Karl J. Åström was born in Östersund, Sweden on August 5, 1934. He was educated at the Royal Institute of Technology in Stockholm Sweden where he received his M.Sc. in Engineering Physics and the Ph.D. in Automatic Control and Mathematics.
From 1955 to 1960 Åström held teaching appointments at different departments at KTH, at the same time he worked on inertial guidance for the Research Institute of National Defense in Stockholm. Together with F. Hector of Philips he developed a new principle for Schuler tuning of an inertial platform which was successfully flight tested. He joined the IBM Nordic Laboratory in 1961 to work on theory and applications of computerized process control. He worked on optimal and stochastic control as a visiting scientist at IBM Research Laboratories in Yorktown Heights and San Jose in 1962 and 1963. Upon his return to Sweden, he was responsible for modeling, identification, and implementation of systems for computer control of paper machines. In 1965, Åström was appointed Professor to the Chair of Automatic Control at Lund Institute of Technology/University of Lund. He has held visiting appointments at many universities in USA, Europe, and Asia.
Åström has been Vice Dean and Dean of the Department of Engineering Physics and Chairman of the Computing Board at Lund University. He is an Editor of Automatica and many other journals.
Åström's interest cover broad aspects of automatic control, stochastic control, system identification, adaptive control, computer control and computer-aided control engineering. He has written five books and has contributed to several other books. He has written many papers and he holds three patents. The paper "Theory and Application of Adaptive Control," Automatica19 (1983) 471-486, was given the Automatica Prize Paper Award, and the paper "Adaptive Feedback Control, Proc. IEEE75 (1987) 185-217, was awarded with the Donald G. Fink Prize Paper award from IEEE. He has supervised 44 Ph.D. students and numerous M.Sc. students.

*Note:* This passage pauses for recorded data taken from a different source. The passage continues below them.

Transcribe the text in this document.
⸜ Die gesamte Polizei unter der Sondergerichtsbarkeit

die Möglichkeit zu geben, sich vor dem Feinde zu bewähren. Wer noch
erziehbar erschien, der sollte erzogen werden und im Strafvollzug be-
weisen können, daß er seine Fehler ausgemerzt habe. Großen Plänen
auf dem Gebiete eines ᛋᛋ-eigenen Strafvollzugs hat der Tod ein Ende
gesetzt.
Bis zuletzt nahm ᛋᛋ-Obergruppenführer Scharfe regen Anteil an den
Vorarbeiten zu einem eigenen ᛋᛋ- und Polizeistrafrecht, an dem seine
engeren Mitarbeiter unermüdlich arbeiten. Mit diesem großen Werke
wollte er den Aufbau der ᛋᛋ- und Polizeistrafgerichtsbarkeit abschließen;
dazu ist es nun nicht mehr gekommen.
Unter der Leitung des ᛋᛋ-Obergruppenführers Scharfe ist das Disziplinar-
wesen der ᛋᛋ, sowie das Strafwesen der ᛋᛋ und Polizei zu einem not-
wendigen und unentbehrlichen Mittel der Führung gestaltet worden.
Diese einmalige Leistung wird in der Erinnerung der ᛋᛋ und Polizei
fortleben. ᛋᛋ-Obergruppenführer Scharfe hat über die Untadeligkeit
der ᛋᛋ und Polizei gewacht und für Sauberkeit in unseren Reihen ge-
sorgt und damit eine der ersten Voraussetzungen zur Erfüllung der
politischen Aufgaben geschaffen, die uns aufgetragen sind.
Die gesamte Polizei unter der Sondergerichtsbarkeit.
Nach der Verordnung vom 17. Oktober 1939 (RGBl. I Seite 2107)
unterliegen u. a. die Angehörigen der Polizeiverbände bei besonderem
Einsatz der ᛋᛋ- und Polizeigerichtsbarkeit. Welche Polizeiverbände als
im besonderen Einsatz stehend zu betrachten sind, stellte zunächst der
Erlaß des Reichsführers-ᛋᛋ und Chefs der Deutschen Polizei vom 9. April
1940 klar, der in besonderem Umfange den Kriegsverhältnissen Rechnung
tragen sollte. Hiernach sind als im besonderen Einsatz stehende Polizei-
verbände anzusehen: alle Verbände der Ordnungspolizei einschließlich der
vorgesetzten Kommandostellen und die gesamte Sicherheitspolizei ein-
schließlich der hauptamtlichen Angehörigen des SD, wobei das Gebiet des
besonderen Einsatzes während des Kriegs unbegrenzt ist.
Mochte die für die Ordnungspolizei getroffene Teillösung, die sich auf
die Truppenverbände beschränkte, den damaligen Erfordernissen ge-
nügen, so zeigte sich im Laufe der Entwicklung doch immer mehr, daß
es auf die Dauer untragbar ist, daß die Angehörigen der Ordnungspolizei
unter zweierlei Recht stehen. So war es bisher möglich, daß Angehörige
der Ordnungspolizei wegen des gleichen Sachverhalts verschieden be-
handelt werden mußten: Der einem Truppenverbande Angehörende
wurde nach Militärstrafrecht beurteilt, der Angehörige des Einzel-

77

Åström is a fellow of the IEEE, a member of the Royal Swedish Academy of Sciences and the Royal Swedish Academy of Engineering Sciences (IVA) where he has also been a vice president. He is a foreign associate of the US National Academy of Engineering.
Åström has received many awards, among them the Rufus Oldenburger Medal from ASME in 1985, the Quazza medal from IFAC in 1987, the IEEE Control Systems Science and Engineering Award in 1990, and the IEEE Medal of Honor "for fundamental contributions to theory and applications of adaptive control technology" in 1993.
He is married to Bia Åström and they have two children, Karin and Kalle. His personal interests include sailing and skiing.